La festa della scuola dura tre giorni. Quasi come un matrimonio al Sud. Iniziata Giovedì con una conferenza su Padre Brown, il famoso prete-ivestigatore di G.K. Chesterton ed una combattutissima partita di calcio fra alunni ed ex-alunni vinta ai rigori dagli attuali frequentatori della scuola (eh, la gioventù!), è proseguita ieri sera con una stupenda testimonianza della Prof.ssa Mariella Carlotti di Firenze sul tema "Imparare ad educare".
Il clou è in corso di svolgimento.
Una maratonina fra gli alunni delle scuole materne ed elementari ha visto stamane la partecipazione di una folla straordinaria di bambini, genitori, amici, curiosi e dei primi coraggiosi bagnanti. Si è svolta sulla riva del mare su distanze adeguate all'età, tra applausi d'incoraggiamento, foto, video, commenti, risate e lacrime. Coppe, medaglie e tanta gioia hanno avvolto in un unico abbraccio vincitori e vinti. Palloncini omaggio, piedi nudi, magliette, scarpette,calzonici, trecce e occhiali, formavano un arcobaleno di colori. Belle signore snelle in bianco con sciarpa azzurra e mamme sudate, più o meno in forma, si contendevano con gli occhi i piccoli atleti tutti presi dall'impegno, quasi atleti olimpici. Babbi fotografi e cineasti riprendevano per la storia le imprese dei loro ancora acerbi eredi. Bandierine rosse e banderelle a strisce instradavano i tenaci corridori e corritrici.

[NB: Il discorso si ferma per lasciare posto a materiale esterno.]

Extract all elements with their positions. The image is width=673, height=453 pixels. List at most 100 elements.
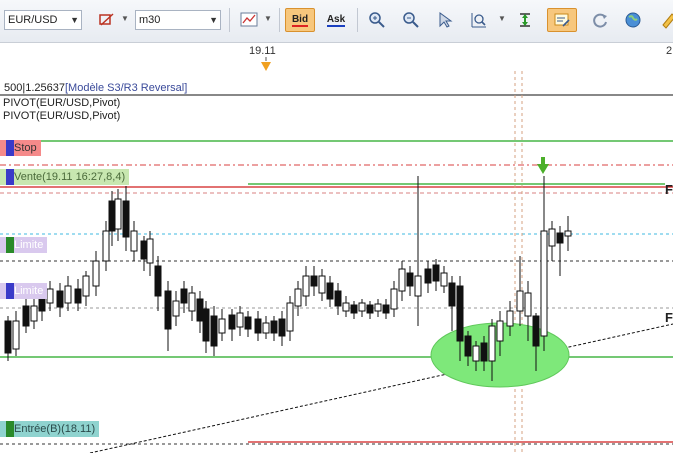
entry-order-tag[interactable]: Entrée(B)(18.11) xyxy=(0,421,100,437)
indicator-label-1: 500|1.25637[Modèle S3/R3 Reversal] xyxy=(4,82,187,94)
note-icon[interactable] xyxy=(547,8,577,32)
chevron-down-icon: ▼ xyxy=(70,15,79,25)
bid-button[interactable]: Bid xyxy=(285,8,315,32)
down-arrow-stem xyxy=(541,157,545,165)
tag-stripe xyxy=(6,140,14,156)
price-chart[interactable] xyxy=(0,71,673,453)
tag-stripe xyxy=(6,169,14,185)
time-ticks xyxy=(261,57,271,71)
separator xyxy=(279,8,280,32)
tag-stripe xyxy=(6,237,14,253)
candlesticks xyxy=(4,176,572,381)
candle-body xyxy=(114,198,122,230)
candle-body xyxy=(270,320,278,334)
globe-icon[interactable] xyxy=(620,8,646,32)
candle-body xyxy=(414,275,422,297)
candle-body xyxy=(374,303,382,312)
tag-stripe xyxy=(6,421,14,437)
chevron-down-icon[interactable]: ▼ xyxy=(264,14,272,23)
candle-body xyxy=(350,304,358,314)
candle-body xyxy=(140,240,148,260)
candle-body xyxy=(448,282,456,307)
ask-button[interactable]: Ask xyxy=(321,8,351,32)
timeframe-select[interactable]: m30 ▼ xyxy=(135,10,221,30)
candle-body xyxy=(108,200,116,232)
limit-order-tag[interactable]: Limite xyxy=(0,237,48,253)
entry-order-label: Entrée(B)(18.11) xyxy=(14,423,96,435)
indicator-label-3: PIVOT(EUR/USD,Pivot) xyxy=(3,110,121,122)
candle-body xyxy=(244,316,252,330)
chart-type-icon[interactable] xyxy=(236,8,262,32)
candle-body xyxy=(516,290,524,312)
stop-order-label: Stop xyxy=(14,142,37,154)
chevron-down-icon: ▼ xyxy=(209,15,218,25)
chevron-down-icon[interactable]: ▼ xyxy=(498,14,506,23)
candle-body xyxy=(64,285,72,304)
candle-body xyxy=(456,285,464,342)
candle-body xyxy=(564,230,572,237)
time-marker-icon[interactable] xyxy=(261,62,271,71)
candle-body xyxy=(440,272,448,287)
candle-body xyxy=(548,228,556,247)
candle-body xyxy=(358,302,366,312)
candle-body xyxy=(488,325,496,362)
candle-body xyxy=(56,290,64,308)
zoom-out-icon[interactable] xyxy=(398,8,424,32)
limit-order-label: Limite xyxy=(14,239,44,251)
candle-body xyxy=(294,288,302,307)
candle-body xyxy=(228,314,236,330)
candle-body xyxy=(524,292,532,317)
candle-body xyxy=(180,288,188,304)
candle-body xyxy=(278,318,286,337)
candle-body xyxy=(46,288,54,304)
indicator-name: [Modèle S3/R3 Reversal] xyxy=(64,82,188,94)
refresh-icon[interactable] xyxy=(587,8,613,32)
crosshair-zoom-icon[interactable] xyxy=(466,8,492,32)
trend-line[interactable] xyxy=(89,323,673,453)
stop-order-tag[interactable]: Stop xyxy=(0,140,41,156)
candle-body xyxy=(4,320,12,354)
candle-body xyxy=(122,200,130,238)
candle-body xyxy=(424,268,432,284)
candle-body xyxy=(254,318,262,334)
candle-body xyxy=(188,292,196,312)
candle-body xyxy=(130,230,138,252)
candle-body xyxy=(22,305,30,327)
sell-order-tag[interactable]: Vente(19.11 16:27,8,4) xyxy=(0,169,130,185)
candle-body xyxy=(326,282,334,300)
right-axis-label: F xyxy=(665,310,673,325)
sell-order-label: Vente(19.11 16:27,8,4) xyxy=(14,171,126,183)
candle-body xyxy=(532,315,540,347)
candle-body xyxy=(382,304,390,314)
candle-body xyxy=(210,315,218,347)
chevron-down-icon[interactable]: ▼ xyxy=(121,14,129,23)
limit-order-label: Limite xyxy=(14,285,44,297)
candle-body xyxy=(310,275,318,287)
toolbar: EUR/USD ▼ ▼ m30 ▼ ▼ Bid Ask ▼ xyxy=(0,0,673,43)
timeframe-value: m30 xyxy=(139,14,161,26)
candle-body xyxy=(30,305,38,322)
limit-order-tag[interactable]: Limite xyxy=(0,283,48,299)
zoom-in-icon[interactable] xyxy=(364,8,390,32)
candle-body xyxy=(262,322,270,334)
down-arrow-icon[interactable] xyxy=(537,164,549,174)
candle-body xyxy=(302,275,310,297)
candle-body xyxy=(334,290,342,307)
candle-body xyxy=(556,232,564,244)
candle-body xyxy=(164,290,172,330)
cursor-icon[interactable] xyxy=(432,8,458,32)
range-icon[interactable] xyxy=(512,8,538,32)
candle-body xyxy=(218,318,226,334)
pencil-icon[interactable] xyxy=(655,8,673,32)
indicator-icon[interactable] xyxy=(94,8,120,32)
bid-label: Bid xyxy=(291,13,309,27)
symbol-select[interactable]: EUR/USD ▼ xyxy=(4,10,82,30)
separator xyxy=(357,8,358,32)
candle-body xyxy=(318,275,326,294)
indicator-label-2: PIVOT(EUR/USD,Pivot) xyxy=(3,97,121,109)
right-axis-label: F xyxy=(665,182,673,197)
candle-body xyxy=(398,268,406,292)
candle-body xyxy=(74,288,82,304)
candle-body xyxy=(480,342,488,362)
candle-body xyxy=(406,272,414,287)
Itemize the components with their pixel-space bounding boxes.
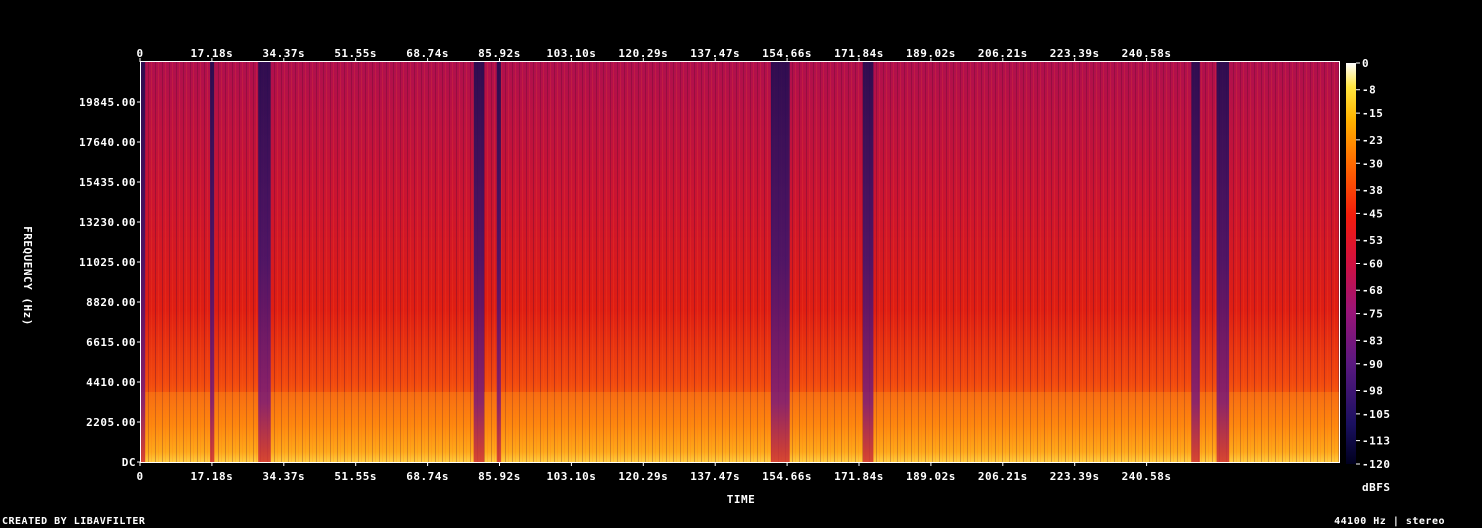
colorbar-tick-label: -15 bbox=[1362, 107, 1383, 120]
colorbar-tick-label: -38 bbox=[1362, 184, 1383, 197]
y-tick-label: 13230.00 bbox=[79, 216, 136, 229]
y-tick-label: 17640.00 bbox=[79, 136, 136, 149]
quiet-section bbox=[1216, 62, 1230, 462]
y-tick-label: 15435.00 bbox=[79, 176, 136, 189]
colorbar-label: dBFS bbox=[1362, 481, 1391, 494]
colorbar-tick-label: -68 bbox=[1362, 284, 1383, 297]
spectrogram-plot bbox=[141, 62, 1339, 462]
y-tick-label: 19845.00 bbox=[79, 96, 136, 109]
x-tick-label-bottom: 103.10s bbox=[546, 470, 596, 483]
colorbar-tick-label: -75 bbox=[1362, 308, 1383, 321]
quiet-section bbox=[770, 62, 790, 462]
x-tick-label-bottom: 154.66s bbox=[762, 470, 812, 483]
x-axis-label: TIME bbox=[727, 493, 756, 506]
x-tick-label-bottom: 223.39s bbox=[1050, 470, 1100, 483]
colorbar: 0 -8 -15 -23 -30 -38 -45 -53 -60 -68 -75 -83 -90 -98 -… bbox=[1346, 57, 1391, 471]
x-tick-label-bottom: 17.18s bbox=[191, 470, 234, 483]
x-tick-label-bottom: 51.55s bbox=[334, 470, 377, 483]
colorbar-tick-label: -8 bbox=[1362, 84, 1376, 97]
colorbar-tick-label: -105 bbox=[1362, 408, 1391, 421]
colorbar-tick-label: -23 bbox=[1362, 134, 1383, 147]
spectrogram-chart: 0017.18s17.18s34.37s34.37s51.55s51.55s68… bbox=[21, 47, 1391, 506]
footer-credit: CREATED BY LIBAVFILTER bbox=[2, 516, 146, 527]
x-tick-label-bottom: 68.74s bbox=[406, 470, 449, 483]
y-tick-label: 2205.00 bbox=[86, 416, 136, 429]
y-tick-label: DC bbox=[122, 456, 136, 469]
quiet-section bbox=[496, 62, 501, 462]
y-tick-label: 8820.00 bbox=[86, 296, 136, 309]
x-tick-label-bottom: 206.21s bbox=[978, 470, 1028, 483]
y-tick-label: 11025.00 bbox=[79, 256, 136, 269]
y-axis-label: FREQUENCY (Hz) bbox=[21, 226, 34, 326]
quiet-section bbox=[862, 62, 874, 462]
low-frequency-band bbox=[141, 392, 1339, 462]
y-tick-label: 6615.00 bbox=[86, 336, 136, 349]
colorbar-tick-label: 0 bbox=[1362, 57, 1369, 70]
colorbar-tick-label: -120 bbox=[1362, 458, 1391, 471]
colorbar-tick-label: -30 bbox=[1362, 157, 1383, 170]
quiet-section bbox=[210, 62, 215, 462]
colorbar-tick-label: -90 bbox=[1362, 358, 1383, 371]
y-tick-label: 4410.00 bbox=[86, 376, 136, 389]
colorbar-tick-label: -53 bbox=[1362, 234, 1383, 247]
colorbar-tick-label: -98 bbox=[1362, 384, 1383, 397]
x-tick-label-bottom: 34.37s bbox=[262, 470, 305, 483]
footer-sample-info: 44100 Hz | stereo bbox=[1334, 516, 1445, 527]
x-tick-label-bottom: 189.02s bbox=[906, 470, 956, 483]
colorbar-tick-label: -60 bbox=[1362, 258, 1383, 271]
x-tick-label-bottom: 0 bbox=[136, 470, 143, 483]
colorbar-tick-label: -45 bbox=[1362, 207, 1383, 220]
x-tick-label-bottom: 120.29s bbox=[618, 470, 668, 483]
x-tick-label-bottom: 85.92s bbox=[478, 470, 521, 483]
quiet-section bbox=[1191, 62, 1200, 462]
x-tick-label-bottom: 240.58s bbox=[1122, 470, 1172, 483]
x-tick-label-bottom: 171.84s bbox=[834, 470, 884, 483]
colorbar-scale bbox=[1346, 63, 1356, 464]
quiet-section bbox=[141, 62, 146, 462]
colorbar-tick-label: -113 bbox=[1362, 435, 1391, 448]
quiet-section bbox=[258, 62, 271, 462]
colorbar-tick-label: -83 bbox=[1362, 334, 1383, 347]
quiet-section bbox=[473, 62, 485, 462]
x-tick-label-bottom: 137.47s bbox=[690, 470, 740, 483]
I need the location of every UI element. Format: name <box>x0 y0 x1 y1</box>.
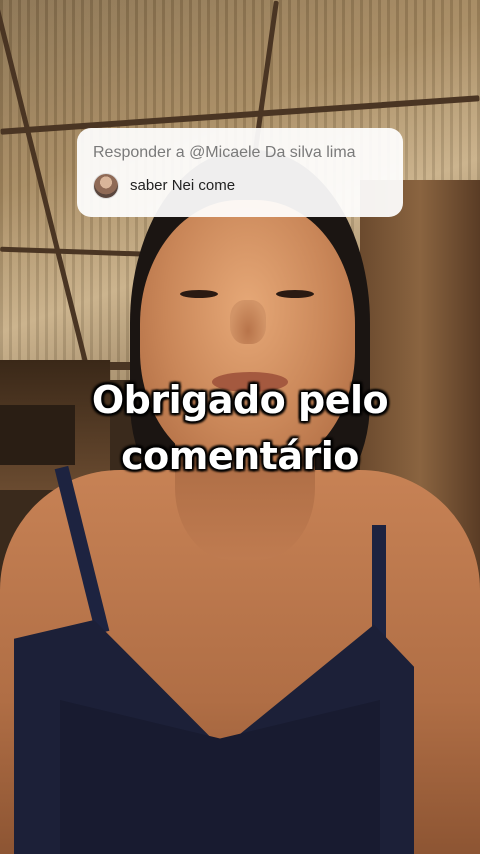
video-caption: Obrigado pelo comentário <box>0 372 480 484</box>
reply-comment-row: saber Nei come <box>93 173 387 199</box>
nose <box>230 300 266 344</box>
caption-line-1: Obrigado pelo <box>91 378 389 422</box>
reply-comment-text: saber Nei come <box>130 177 236 194</box>
left-eye <box>180 290 218 298</box>
right-eye <box>276 290 314 298</box>
reply-comment-bubble[interactable]: Responder a @Micaele Da silva lima saber… <box>77 128 403 217</box>
reply-title: Responder a @Micaele Da silva lima <box>93 144 356 161</box>
avatar-icon <box>93 173 119 199</box>
caption-line-2: comentário <box>121 434 359 478</box>
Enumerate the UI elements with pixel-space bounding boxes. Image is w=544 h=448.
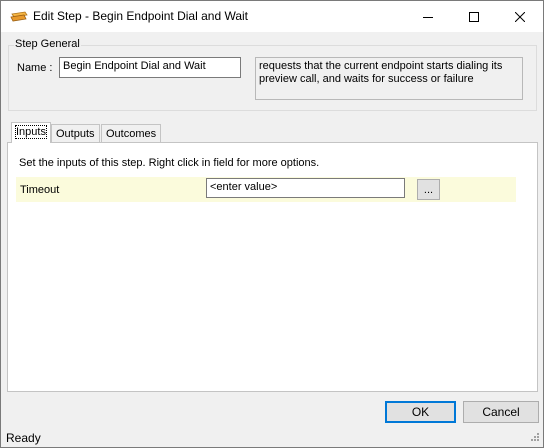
name-label: Name :	[17, 62, 53, 74]
timeout-browse-button[interactable]: ...	[417, 179, 440, 200]
maximize-icon	[469, 11, 479, 22]
step-general-legend: Step General	[14, 38, 81, 50]
window-title: Edit Step - Begin Endpoint Dial and Wait	[33, 9, 249, 23]
step-icon	[10, 11, 28, 22]
edit-step-window: Edit Step - Begin Endpoint Dial and Wait…	[0, 0, 544, 448]
tab-outputs-label: Outputs	[56, 128, 95, 140]
name-input[interactable]: Begin Endpoint Dial and Wait	[59, 57, 241, 78]
close-button[interactable]	[497, 1, 543, 32]
maximize-button[interactable]	[451, 1, 497, 32]
status-bar: Ready	[1, 428, 543, 447]
ok-button[interactable]: OK	[385, 401, 456, 423]
timeout-label: Timeout	[20, 184, 60, 196]
title-bar[interactable]: Edit Step - Begin Endpoint Dial and Wait	[1, 1, 543, 32]
timeout-input-row: Timeout <enter value> ...	[16, 177, 516, 202]
minimize-button[interactable]	[405, 1, 451, 32]
tab-outcomes[interactable]: Outcomes	[101, 124, 162, 143]
tab-inputs[interactable]: Inputs	[11, 122, 51, 143]
close-icon	[515, 11, 525, 22]
timeout-value-field[interactable]: <enter value>	[206, 178, 405, 198]
cancel-button[interactable]: Cancel	[463, 401, 539, 423]
tab-outcomes-label: Outcomes	[106, 128, 157, 140]
tab-inputs-label: Inputs	[15, 125, 47, 139]
tab-outputs[interactable]: Outputs	[51, 124, 100, 143]
step-description: requests that the current endpoint start…	[255, 57, 523, 100]
status-text: Ready	[6, 431, 41, 445]
resize-grip-icon[interactable]	[528, 432, 540, 444]
minimize-icon	[423, 12, 433, 22]
inputs-hint: Set the inputs of this step. Right click…	[19, 157, 320, 169]
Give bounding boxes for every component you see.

Una festa ecologica: tutto l'ambiente col mare ritirato e silenzioso (in bassa marea), tenere nuvolette bianche a fare da spettatrici ed un blando sole attento a non scottare nessuno erano compuntamente premurosi e stupiti di fronte a tanto spettacolo; perfino i gabbiani volavano senza stridìo. Una maratonina esemplare.
Nel pomeriggio e la sera la festa continuerà. Chissà cosa ne verrà fuori?!